Monday, June 23, 2008

Massive Data and the End of the Scientific Method

I have been reading the last issue of Wired, which has just arrived in my mailbox, and which is provocatively titled "The End of Science."

The opening article by Chris Anderson, discusses how the availability of huge amounts of data allows us to use effectively data mining techniques and make discoveries without using any underlying scientific model or hypothesis.

The article starts with a quote of George Box:
All models are wrong but some are useful.
and Peter Norvig from Google rephrased that to today's massive dataset era:
All models are wrong and increasingly you can succeed without them.
Being a data junkie myself, I cannot disagree that you can achieve significant things by "letting the data speak". In fact, computer scientists very rarely work by strictly following the "scientific method" of hypothesis formulation, experimentation, and statistical testing to see if the experiments agree with the theory.

However, by thinking of this change as a paradigm shift, I started thinking about the possibility to go through a period in which we will actually know less about the world as we transition to a "new way of doing things".

Look at the quote of Chris Anderson:
Correlation supersedes causation, and science can advance even without coherent models, unified theories, or really any mechanistic explanation at all.
If we indeed proceed for a scientific model like this, then at some point we will end up missing some of the elegance and intuition that is offered by the (imperfect) models that are being dropped in favor of blackbox models that are simply trained by the available data. And when theory will end up catching up to the current experimental state of the art, we will end up developing new models once again.

Thursday, June 12, 2008

Statistical Significance of Sequential Comparisons

Suppose that we have a new technique and we need to compare it with some existing baseline. For that, we can run some tests (e.g., using multiple data sets, multiple users). Assume for simplicity that we have only a binary outcome of each test:
  1. Our technique outperformed the baseline
  2. The baseline outperformed our technique
The basic option is to select beforehand the size of the "test set" (i.e., how many data sets we will use, or how many users) and we have N results. A simple test to detect the statistical significance of the difference is to run a simple "sign test" and check whether the difference of the baseline and our technique is significant. The table below illustrates which combinations of "yes" and "no" results generate a statistically significant outcome, according to a one-tailed sign test:

The gray cells indicate significance at the 10% level, the red cells indicate significance at the 5% level, the yellow cells significance at the 1% level, the green at 0.1%, and the blue ones at the 0.001% level.

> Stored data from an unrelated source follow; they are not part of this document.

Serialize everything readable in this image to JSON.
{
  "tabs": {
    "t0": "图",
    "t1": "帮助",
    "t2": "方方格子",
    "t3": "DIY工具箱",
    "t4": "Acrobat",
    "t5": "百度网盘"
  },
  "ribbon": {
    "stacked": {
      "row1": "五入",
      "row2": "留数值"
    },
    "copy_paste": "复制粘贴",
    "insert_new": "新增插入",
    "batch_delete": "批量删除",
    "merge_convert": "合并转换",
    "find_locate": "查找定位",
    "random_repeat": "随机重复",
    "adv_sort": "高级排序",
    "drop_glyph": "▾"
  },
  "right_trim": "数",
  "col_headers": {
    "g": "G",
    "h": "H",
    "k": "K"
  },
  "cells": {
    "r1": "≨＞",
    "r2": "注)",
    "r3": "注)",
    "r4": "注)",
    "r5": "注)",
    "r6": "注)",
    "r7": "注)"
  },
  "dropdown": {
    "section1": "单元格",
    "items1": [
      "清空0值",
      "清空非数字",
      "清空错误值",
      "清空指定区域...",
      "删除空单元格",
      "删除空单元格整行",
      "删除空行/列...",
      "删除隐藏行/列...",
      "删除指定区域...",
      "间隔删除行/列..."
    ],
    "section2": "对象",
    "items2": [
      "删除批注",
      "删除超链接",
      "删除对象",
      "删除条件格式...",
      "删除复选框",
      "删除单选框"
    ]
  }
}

Now, suppose that we want to run experiments with the minimum possible cost, in terms of asking questions. Therefore, we keep running tests until reaching a desired level of statistical significance (say at 1% level). When we reach the level of statistical significance, we stop. Otherwise we keep increasing the sample size.

This is a pretty common practice and occurs a lot when we do not manage to hit the level of statistical significance from the first attempt. Keep increasing the size of the sample, hoping that we will manage to hit statistical significance.

There is however a hidden bias in this practice, similar to the hidden bias that appears in the Monty Hall problem. We stop as soon as we see something favorable, ignoring the possibility that the next few cases may reduce the statistical significance of the findings.

In principle, if we want to absolutely correct, if the first sample of size N does not give statistical significance then we pick a new sample, ignoring all previous samples, and conduct the test again. At the end, to discover the statistical significance of the findings, we apply the Bonferroni correction, that ensures that we have overconfidence in the statistical significance of the findings. (Intuitively, after running 20 experiments, at least one of them is expected to show 5% confidence by chance, so the statistical significance level will have to be multiplied by the number of experiments.)

However, I do not know what is the correction in the case of sequential experiments, in which we do not reject the sample cases that did not return statistical significance. It may be easy to work it out analytically but I am too lazy to do it.